Live Granted Extension for Line of Credit : Entertainment: The agreement is part of a refinancing package for the video distributor’s main owner, Carolco Pictures.
Live Entertainment Inc. has won another eight months of breathing room from a bank group that agreed to extend Live’s $50-million line of credit through Dec. 2.
The announcement last week by the troubled Van Nuys video distributor and retailer was part of a refinancing package involving Live’s 53% owner, Carolco Pictures Inc.
Carolco has entered a new financing deal with its bank lenders and foreign investors that will provide the debt-burdened film producer up to $73.8 million and surrenders greater control of the company to the foreign partners. As part of the refinancing, Carolco said it expects to take a write-down of $100 million in its fourth quarter that ended Dec. 31.
Live had been negotiating for the past several months with a lending group headed by Chemical Bank for an extension on $70 million in debt that was due Jan. 1, and a new Live credit agreement had been a condition of Carolco’s refinancing. In addition, Carolco’s refinancing includes a $32-million loan that is secured by Carolco’s stake in Live.
In effect, the deal will allow Carolco to finish the three remaining feature films it has in production this year, which in turn will give Live a new slate of films to eventually release on video.
Carolco--the producer of last year’s blockbuster “Terminator 2: Judgment Day” and the recently released Michael Douglas thriller, “Basic Instinct”--is Live’s biggest supplier of films to release on videocassette. “Basic Instinct” is now No. 2 at the box office and has pulled in $34.8 million in ticket sales since its March 20 debut. Michael J. White, Live’s general counsel, said the company expects to begin shipping cassettes of “Basic Instinct” in the second half of the year.
Other upcoming Live video releases include “Universal Soldier”--a Carolco film due out in theaters in June--and “Rambling Rose.”
Live officials said they were pleased by the credit agreement. “This extension allows Live Home Video to implement its planned 1992 and 1993 video acquisition and release schedule,” Live Chairman Alan J. Hirschfield and Chief Executive David A. Mount said in a statement. Live Home Video is the company’s video distribution business; its ailing retail operations are generally believed to be up for sale.
Analyst Steven E. Hill at the investment firm Sutro & Co. in San Francisco said Live’s credit agreement “gives them some breathing room.” But, he said, the key question to Live’s survival is whether it can establish relationships with other film producers to offset Carolco’s drastically reduced production schedule. “Live needs some other suppliers,” Hill said.

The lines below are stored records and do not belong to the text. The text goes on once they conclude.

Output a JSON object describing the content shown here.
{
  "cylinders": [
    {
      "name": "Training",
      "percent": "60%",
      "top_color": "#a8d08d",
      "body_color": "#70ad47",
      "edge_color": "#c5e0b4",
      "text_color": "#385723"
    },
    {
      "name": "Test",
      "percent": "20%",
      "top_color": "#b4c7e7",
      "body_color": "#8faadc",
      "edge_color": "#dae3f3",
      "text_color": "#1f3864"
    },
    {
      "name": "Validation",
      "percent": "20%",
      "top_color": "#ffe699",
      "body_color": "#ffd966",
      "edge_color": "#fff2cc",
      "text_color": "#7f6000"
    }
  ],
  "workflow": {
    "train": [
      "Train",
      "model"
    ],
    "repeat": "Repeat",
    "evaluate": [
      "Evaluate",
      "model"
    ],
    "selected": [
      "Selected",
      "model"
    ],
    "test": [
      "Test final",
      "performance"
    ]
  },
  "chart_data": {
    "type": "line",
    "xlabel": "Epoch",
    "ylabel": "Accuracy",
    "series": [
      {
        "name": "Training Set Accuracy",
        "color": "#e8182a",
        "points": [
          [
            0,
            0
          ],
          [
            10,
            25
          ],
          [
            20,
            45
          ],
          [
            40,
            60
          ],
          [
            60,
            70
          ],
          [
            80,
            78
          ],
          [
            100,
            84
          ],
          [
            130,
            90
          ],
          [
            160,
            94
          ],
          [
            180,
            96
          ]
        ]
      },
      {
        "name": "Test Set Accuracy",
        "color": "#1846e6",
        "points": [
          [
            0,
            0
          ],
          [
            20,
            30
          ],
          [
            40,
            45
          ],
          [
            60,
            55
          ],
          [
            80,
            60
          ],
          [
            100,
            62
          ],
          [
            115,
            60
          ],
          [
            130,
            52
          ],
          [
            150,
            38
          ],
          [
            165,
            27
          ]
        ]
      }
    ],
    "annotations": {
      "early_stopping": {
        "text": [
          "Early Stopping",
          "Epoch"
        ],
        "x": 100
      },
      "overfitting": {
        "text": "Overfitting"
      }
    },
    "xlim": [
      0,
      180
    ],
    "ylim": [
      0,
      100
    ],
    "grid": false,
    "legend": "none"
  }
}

And David Rose, an analyst at Cruttendon & Co., an investment banking firm in Irvine, said: “I’m still a lot cautious about both companies. I think you’re going to see fewer products coming out of Live.”
Investors also appeared to greet Live’s news skeptically. After announcement of the credit pact March 24, Live’s stock fell 12.5 cents to close at $3.875 a share. It closed Monday at $3.625, up 12.5 cents.
Live, which lost $99.8 million on $238.9 million in revenue in the first nine months of 1991, is expected to report its fourth-quarter results in the next two weeks.
In February, the company confirmed that five employees had been laid off and further job cuts were under consideration. But White last week declined to say if there have been further staff reductions. “We’ve stopped commenting on personnel matters,” he said.